Unlike metal tea urns, which were designed to keep water for topping up a teapot hot, this ceramic urn would have contained brewed tea. The tea would have been made using tea leaves in a large teapot, with water from the water pump in the kitchen.
The UK is one of the largest consumers of tea in the world. Tea was imported from China in the 1600s and drinking it was thought to have had medicinal benefits. It soon became fashionable among the rich and became more widely popular in the 18th century, eventually being seen as fundamental to British identity. The history of tea drinking is also deeply tied-up with the introduction and use of sugar and both are associated with slavery and plantations.

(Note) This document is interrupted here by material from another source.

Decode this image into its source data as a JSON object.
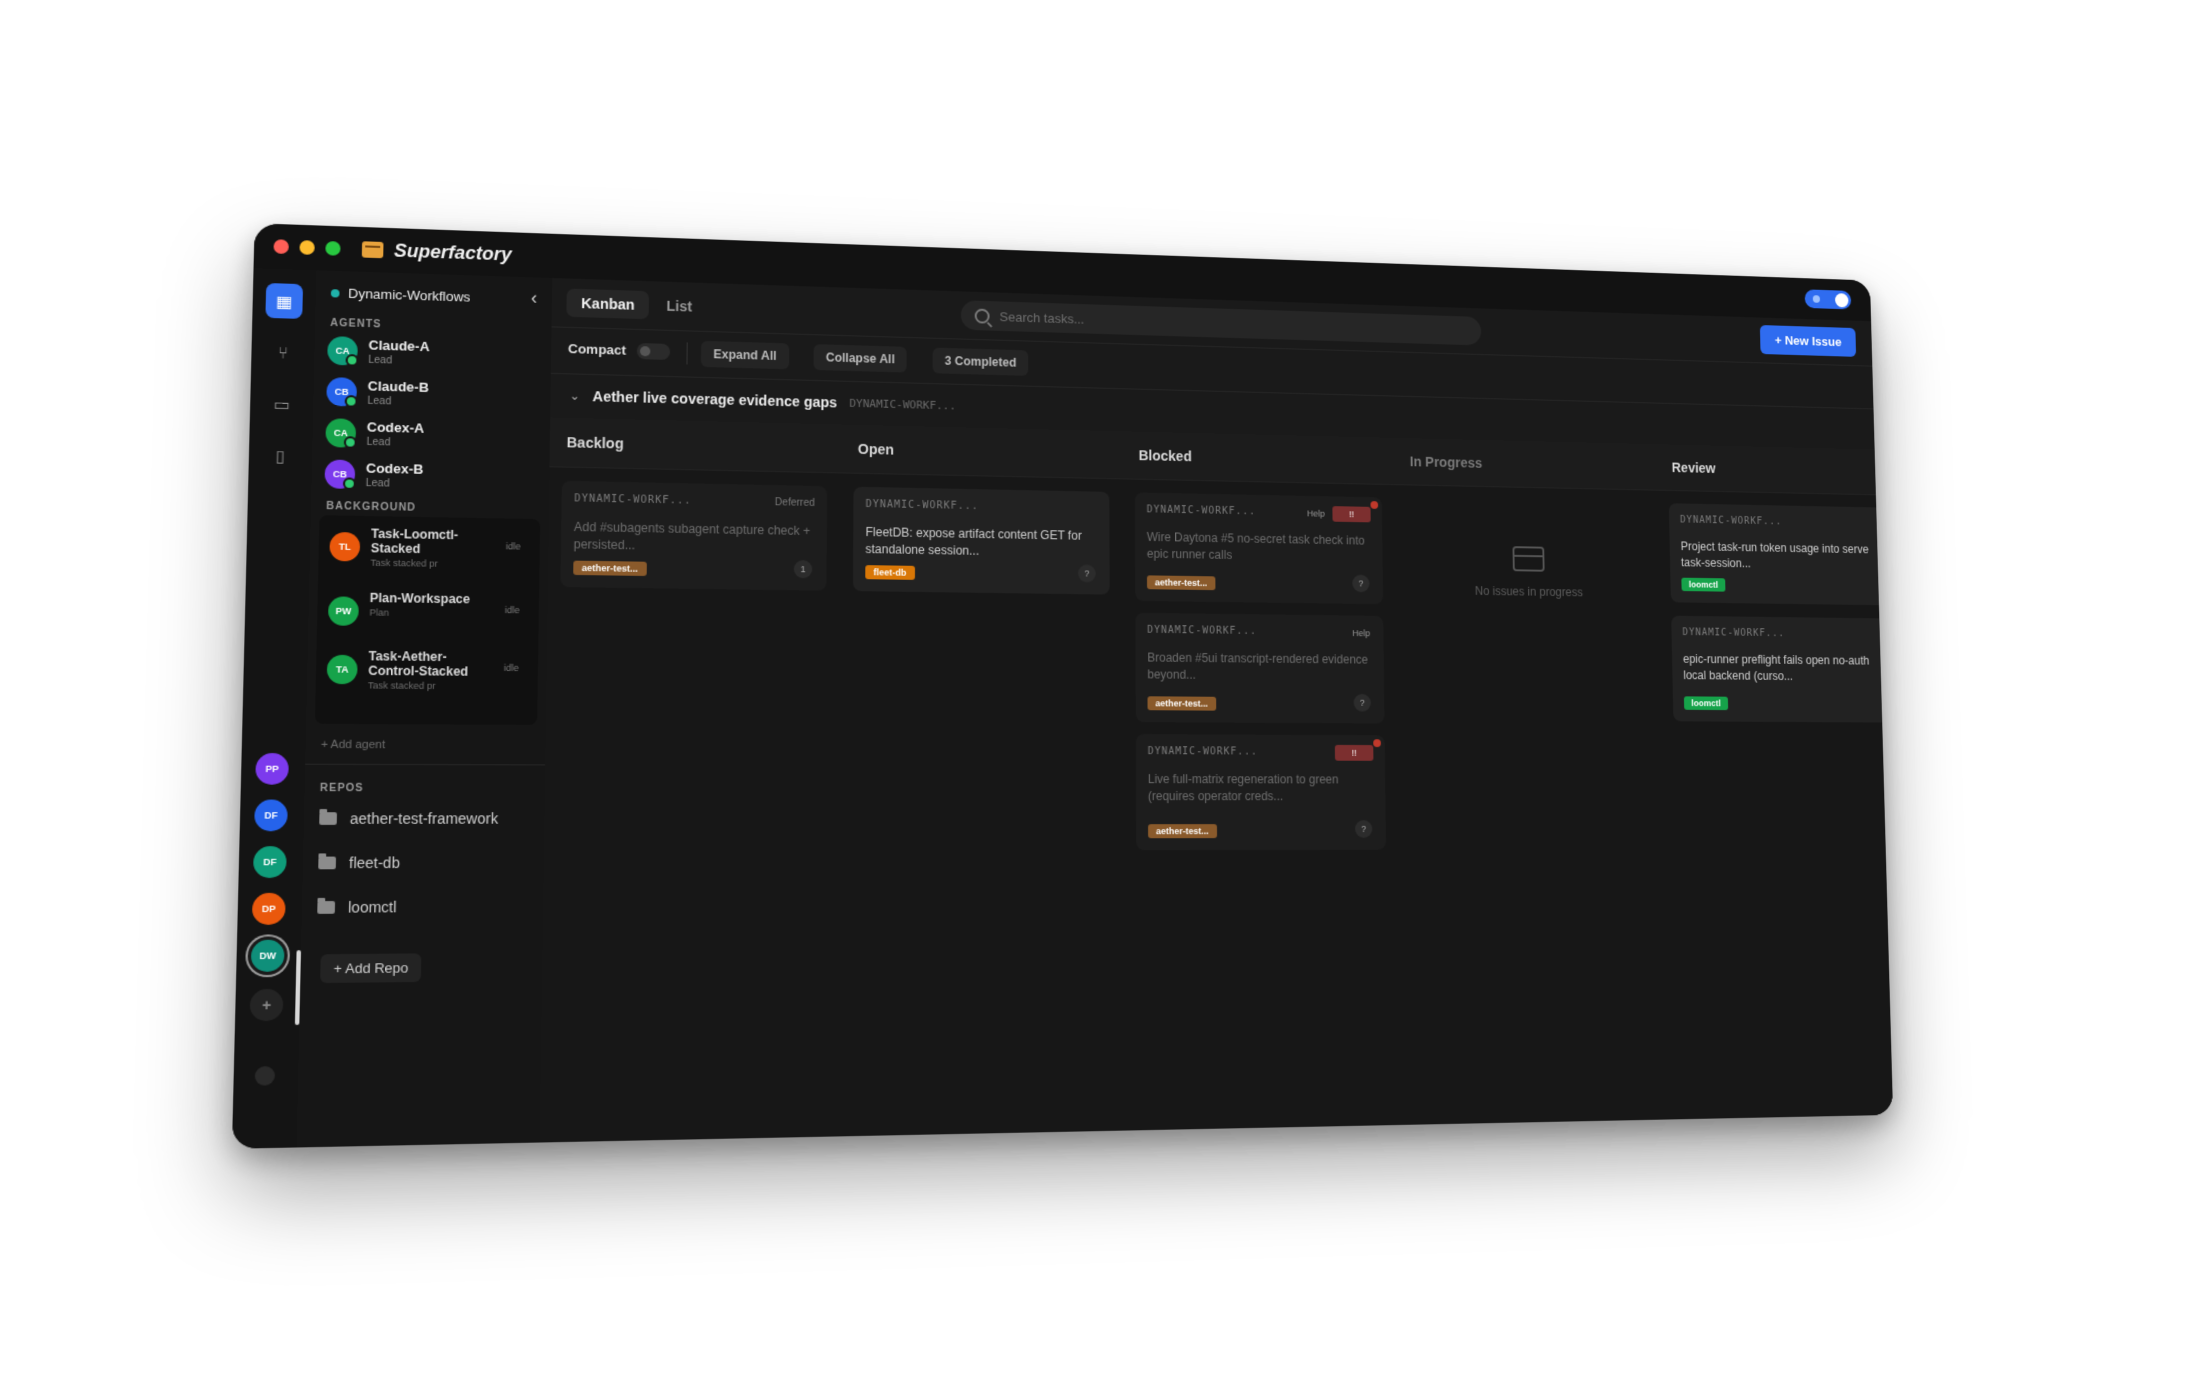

Poor conditions for tea workers continue today.
Britain legally abolished the slave trade in 1807, but conditions in the local mills were still very poor.
“How come well-meaning people can campaign on behalf of slaves in a far-off land and ignore the plight of child slaves nearer home?” asked campaigners such as Richard Oastler.
In 1833, working hours at textile mills in the upper Calder valley were generally between 68 and 72 hours per week: people worked between 6 a.m. and 8 p.m. (7 p.m. on Saturdays). Children as young as seven were often the ‘main support’ of family income and even “progressive” mill owners such as Titus Salt employed children and were opposed to reforms banning children under nine from working in mills.
Click on the photo above to find out more about the conditions that children worked in in the textile mills of Yorkshire
The teabag was invented when an American tea merchant began to send out samples of tea in small silk bags. Customers assumed that, rather than emptying the bag into hot water, the entire bag was supposed to be dunked in.
This was around 1908, but teabags didn’t catch on in the UK until the 1950s.